It’s no secret that a solid development plan forms the backbone of successful nonprofit growth. Outreach makes up a huge part of nonprofit campaigns – but what’s the best way to reach out and engage your target audience?
Modern digital culture offers endless opportunities for communication, and all those options can be overwhelming. That said, however, most campaigns can build a good starting foundation from some “core” communication channels. Begin your nonprofit outreach strategy with these tips:
First, a little homework. Before you can decide how to share your organization’s message, you need to be sure that message is carefully streamlined to resonate with your audience. Do some research to determine the needs, attitudes, and motivations of your ideal supporters – or even better, create detailed personas. This will give you a good idea of what’s emotionally relevant to your prospects, and which outreach channels are likely to work best in reaching them. You can then craft a more compelling, persuasive pitch for your cause and adapt it to different audiences. Keep in mind that a powerful message should also highlight what’s unique about your organization, and show how your sponsors will benefit from supporting your cause.

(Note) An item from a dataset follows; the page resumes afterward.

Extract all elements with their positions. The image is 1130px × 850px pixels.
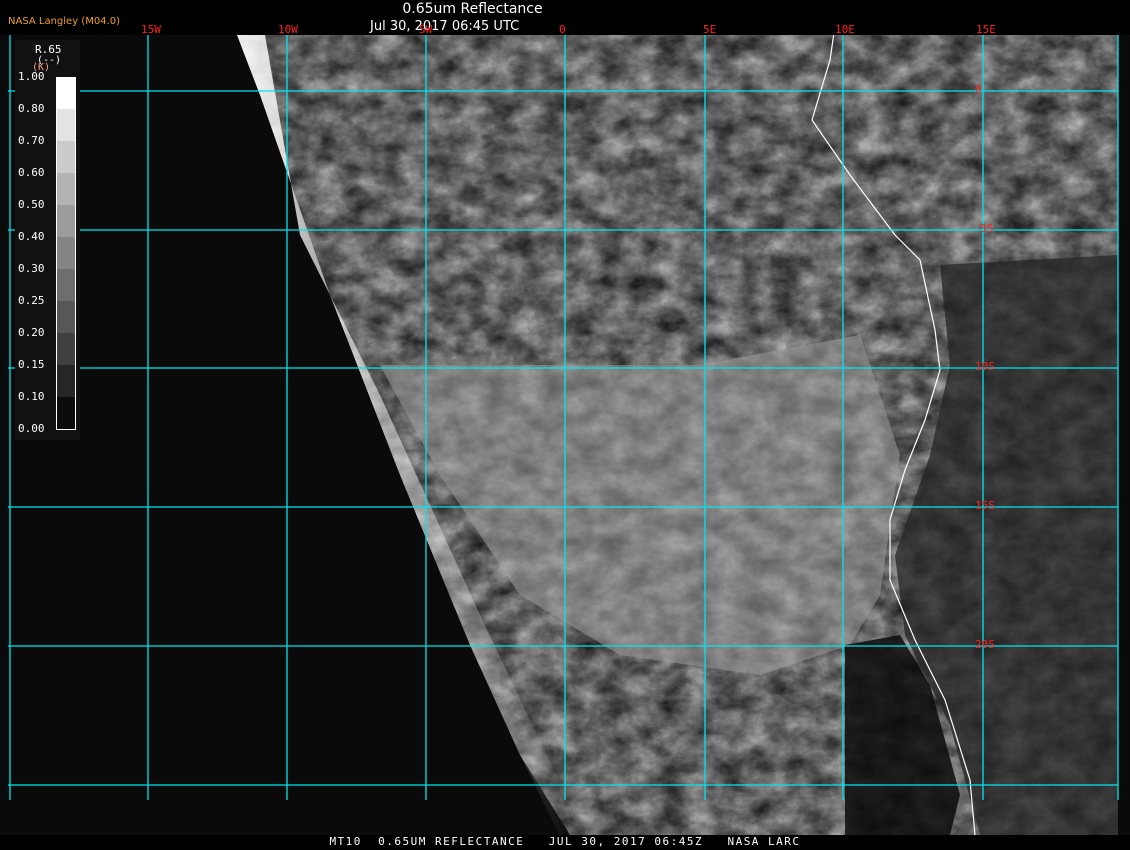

Once you’ve nailed your audience and decided on the most effective message, you have several options to get yourself out there.
Believe it or not, Direct Mail still plays an important role in nonprofit development. Mailed invitations, “save the date” cards, or special announcements put something personal and concrete into your supporters’ hands. Plus, not only do they offer a preview of upcoming events and tangible reminder, they encourage greater commitment by asking the recipient to RSVP.
Your website is often prospective donors’ first impression of your organization, and it’s where existing donors look for information and updates. To make the greatest impact, pay attention to key details to be sure you’re putting your best foot forward:
- Identity. Viewers should be able to see immediately who you are, what you do, and where you operate geographically. Provide clear insight into your structure, mission, and accomplishments.
- Accessibility. Keep menus and navigation logical, visible, and readable so that visitors can find what they need quickly and easily. Your contact information should appear on every page.
- Convenience. Be sure that your supporters can make online donations easily and simply. Include calls-to-action, buttons, or links throughout your website to help keep the process straightforward and user-friendly.
- Sustainability. You should clearly illustrate your funding needs and successes. The more specific you can be about how and where contributions will make a difference – especially for financial gifts – the more confidence supporters will have.
- Relevance. Few things speak louder than a stale or neglected website. Be sure to update regularly with news, stories, photos, or other fresh content to keep visitors engaged and interested.
Social media provides a great opportunity to do what nonprofits do best – share the story of their cause. Social platforms like Facebook, Google+, and Twitter are ways to educate the online community about your mission and the impact of your work, as well as to generate web traffic. Take advantage of it! Post updates, success stories, event notices, and links back to your website, your blog, or outside sources. Add a personal touch by thanking or recognizing supporters, and don’t be afraid to include calls-to-action. Remember, though, that the purpose of social media is sharing. Ask your followers to spread the good word about your cause rather than donate directly.
Blogging may seem like an impossible task while juggling the enormous workload that goes with nonprofits, but the rewards are worth the effort! A well-written blog will engage and inform readers as well as help drive traffic back you your main web site. Start by inviting members of your staff – or volunteers, or even donors – to tell their stories, share their opinions, or write about something within their expertise. This will help distribute the blog work and build a wider range of perspectives. It will also get at the heart of your mission to make your content more engaging, relevant, and compelling.
Once you’ve picked out a few sources, plan an editorial calendar to map out when each blog will be posted, what topic it will cover, and who will be writing it. Assign one person as a “core” editor to ensure consistent quality. You can also repurpose older blogs into new, fresh content – rewrite them in a different tone, with a different focus, or expand smaller points into individual blogs.
Make sure your website and blog posts include clear and compelling calls to action. Don’t be afraid to ask for volunteers, donations, and other gifts. The call to action on each page should be relevant to that page’s content, and should provide an easy way for people to help out.
Finally, remember to optimize all your content for search engines. Search Engine Optimization (SEO) – using relevant keywords to tag your web pages, content, and images – is essential to keeping your organization visible online. A great website or fantastic blog, or even a hot Facebook page, will only go so far unless it’s easy for new web browsers to “discover.” A web page with no SEO is much more difficult to find – if not impossible – unless visitors already know the direct URL. Analyze your web traffic, blog hits, and other metrics regularly to see which SEO works and which doesn’t, and adjust your tactics accordingly.
Remember: whatever outreach channels you choose, never go silent! Communicate with your supporters on a regular basis – and make sure all your delivery channels are integrated to convey a consistent message.